George Orwell, otro hombre de acción, no poseía un ego tan descomunal. Policía imperial en Birmania, vagabundo, maestro de escuela, lavaplatos, librero, combatió en el frente de Aragón como voluntario extranjero y sobrevivió a una bala fascista que le hirió en el cuello. Poco después, la represión del gobierno de Negrín contra las milicias del POUM le costó una temporada en la cárcel y casi le envía al paredón.

Orwell solía repetir que la muerte natural siempre era más intolerable que una muerte violenta.
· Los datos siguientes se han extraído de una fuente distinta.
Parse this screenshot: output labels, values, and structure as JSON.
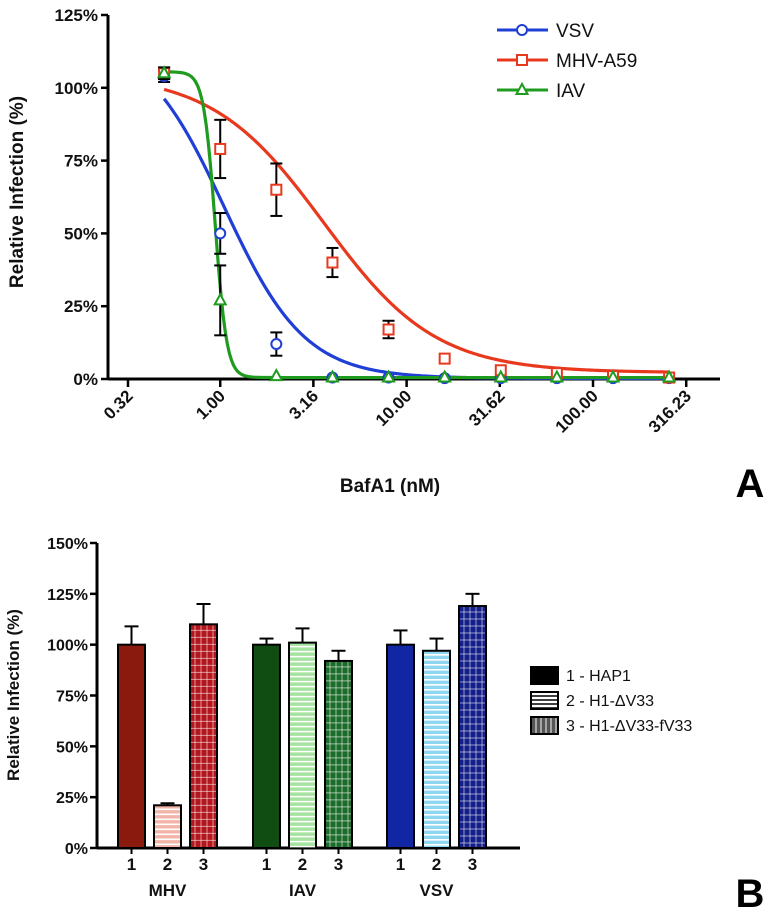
{
  "chart_data": [
    {
      "type": "line",
      "panel_label": "A",
      "xlabel": "BafA1 (nM)",
      "ylabel": "Relative Infection (%)",
      "x_scale": "log10",
      "xlim": [
        0.25,
        480
      ],
      "ylim": [
        0,
        125
      ],
      "x_ticks": [
        0.32,
        1.0,
        3.16,
        10.0,
        31.62,
        100.0,
        316.23
      ],
      "x_tick_labels": [
        "0.32",
        "1.00",
        "3.16",
        "10.00",
        "31.62",
        "100.00",
        "316.23"
      ],
      "y_ticks": [
        0,
        25,
        50,
        75,
        100,
        125
      ],
      "y_tick_labels": [
        "0%",
        "25%",
        "50%",
        "75%",
        "100%",
        "125%"
      ],
      "legend_position": "top-right",
      "series": [
        {
          "name": "VSV",
          "color": "#1f3fd6",
          "marker": "circle",
          "x": [
            0.5,
            1.0,
            2.0,
            4.0,
            8.0,
            16.0,
            32.0,
            64.0,
            128.0,
            256.0
          ],
          "y": [
            104,
            50,
            12,
            0.5,
            0.5,
            0.3,
            0.3,
            0.3,
            0.3,
            0.3
          ],
          "err": [
            2,
            7,
            4,
            0.5,
            0.5,
            0.3,
            0.3,
            0.3,
            0.3,
            0.3
          ],
          "fit": {
            "top": 118,
            "bottom": 0.2,
            "ic50": 1.05,
            "hill": 2.0
          }
        },
        {
          "name": "MHV-A59",
          "color": "#e8391e",
          "marker": "square",
          "x": [
            0.5,
            1.0,
            2.0,
            4.0,
            8.0,
            16.0,
            32.0,
            64.0,
            128.0,
            256.0
          ],
          "y": [
            105,
            79,
            65,
            40,
            17,
            7,
            3,
            2,
            1,
            0.5
          ],
          "err": [
            2,
            10,
            9,
            5,
            3,
            1,
            0.5,
            0.5,
            0.3,
            0.3
          ],
          "fit": {
            "top": 105,
            "bottom": 2.2,
            "ic50": 3.6,
            "hill": 1.45
          }
        },
        {
          "name": "IAV",
          "color": "#1f9c1f",
          "marker": "triangle",
          "x": [
            0.5,
            1.0,
            2.0,
            4.0,
            8.0,
            16.0,
            32.0,
            64.0,
            128.0,
            256.0
          ],
          "y": [
            105,
            27,
            1,
            0.5,
            0.5,
            0.5,
            0.5,
            0.5,
            0.5,
            0.5
          ],
          "err": [
            2,
            12,
            0.5,
            0.3,
            0.3,
            0.3,
            0.3,
            0.3,
            0.3,
            0.3
          ],
          "fit": {
            "top": 105.5,
            "bottom": 0.5,
            "ic50": 0.94,
            "hill": 14
          }
        }
      ]
    },
    {
      "type": "bar",
      "panel_label": "B",
      "ylabel": "Relative Infection (%)",
      "ylim": [
        0,
        150
      ],
      "y_ticks": [
        0,
        25,
        50,
        75,
        100,
        125,
        150
      ],
      "y_tick_labels": [
        "0%",
        "25%",
        "50%",
        "75%",
        "100%",
        "125%",
        "150%"
      ],
      "groups": [
        {
          "name": "MHV",
          "tick_labels": [
            "1",
            "2",
            "3"
          ],
          "values": [
            100,
            21,
            110
          ],
          "errors": [
            9,
            1,
            10
          ],
          "colors": [
            "#8b1a0e",
            "#f2b3a8",
            "#b3161c"
          ]
        },
        {
          "name": "IAV",
          "tick_labels": [
            "1",
            "2",
            "3"
          ],
          "values": [
            100,
            101,
            92
          ],
          "errors": [
            3,
            7,
            5
          ],
          "colors": [
            "#0f4d12",
            "#a6e3a0",
            "#1d6b2a"
          ]
        },
        {
          "name": "VSV",
          "tick_labels": [
            "1",
            "2",
            "3"
          ],
          "values": [
            100,
            97,
            119
          ],
          "errors": [
            7,
            6,
            6
          ],
          "colors": [
            "#1126a3",
            "#8fd6f0",
            "#141f8a"
          ]
        }
      ],
      "legend": [
        {
          "label": "1 - HAP1",
          "pattern": "solid"
        },
        {
          "label": "2 - H1-ΔV33",
          "pattern": "horizontal-stripes"
        },
        {
          "label": "3 - H1-ΔV33-fV33",
          "pattern": "grid"
        }
      ],
      "legend_position": "right"
    }
  ]
}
No sospechaba que la tuberculosis contraída durante sus años de indigente acabaría con él a los cuarenta y seis años. Orwell ha sido criticado por su anticomunismo y su homofobia, pero su experiencia en la Guerra Civil española explica su aversión al comunismo y sus prejuicios sobre la homosexualidad no son muy distintos de los de la mayoría de sus contemporáneos.

En su caso, no se advierten esa mitomanía y egolatría que caracterizaron a Malraux y T. E. Lawrence. Sí comparte, en cambio, con Antoine Saint-Exupéry, otro verdadero hombre de acción, una mística épica que resta valor al individuo. Los dos apuntan que la grandeza de una misión justifica la inmolación individual.

Orwell no es capaz de disparar a un soldado franquista al que se le caen los pantalones, pero estima que ese gesto sentimental es un error. Saint-Exupéry, que trabaja como corresponsal en la guerra civil española, deplora la represión de la retaguardia republicana, pero en Correo Sur y Vuelo nocturno asume que perder vidas es el precio a pagar por crear una línea aérea de correo postal.

Los aviadores que se estrellan no son vidas malogradas, sino eslabones de una cadena necesaria. No habla por hablar. Como piloto, sufrió muchos accidentes y, finalmente, murió en pleno vuelo durante una misión de reconocimiento en las postrimerías de la Segunda Guerra Mundial. Admiramos a los hombres de acción, pero olvidamos que familiarizarse con el peligro implica casi siempre restar valor a la vida humana, incluida la propia.



En Vuelo nocturno, uno de los personajes comenta: “si la vida humana no tiene precio, nosotros obramos siempre como si alguna cosa sobrepasase, en valor, la vida humana”. Saint-Exupéry no era un hombre insensible, pero su experiencia como pionero del correo aéreo postal y como piloto de guerra le acercó a la idea de que algunas cosas sobrepasan el valor de la vida humana. Evidentemente, no se refería a cuestiones como la Revolución o la Raza, pero sí pensaba en el Progreso y la Libertad.

“Todos los hombres sueñan, pero no todos lo hacen del mismo modo”, escribió T. E. Lawrence. Los escritores quizás sueñan un poco más que el resto. Algunos se conforman con plasmar sus sueños en el papel. Otros, como Hemingway, Saint-Exupéry o Malraux trasladan sus sueños al mundo real con una fortuna desigual.

Yo estoy más cerca de Baroja que de T. E. Lawrence, pero entiendo su atracción por el absoluto, quizás porque los dos tenemos un físico frágil y la vulnerabilidad suele fantasear con la fuerza. Mi biografía carece de hechos épicos, pero —como Borges— he leído peripecias asombrosas. Me conformo con eso. No me cuesta trabajo admitir que prefiero una mesa camilla con brasero —un artilugio que casi ha desaparecido a una magnífica aventura en los mares de China.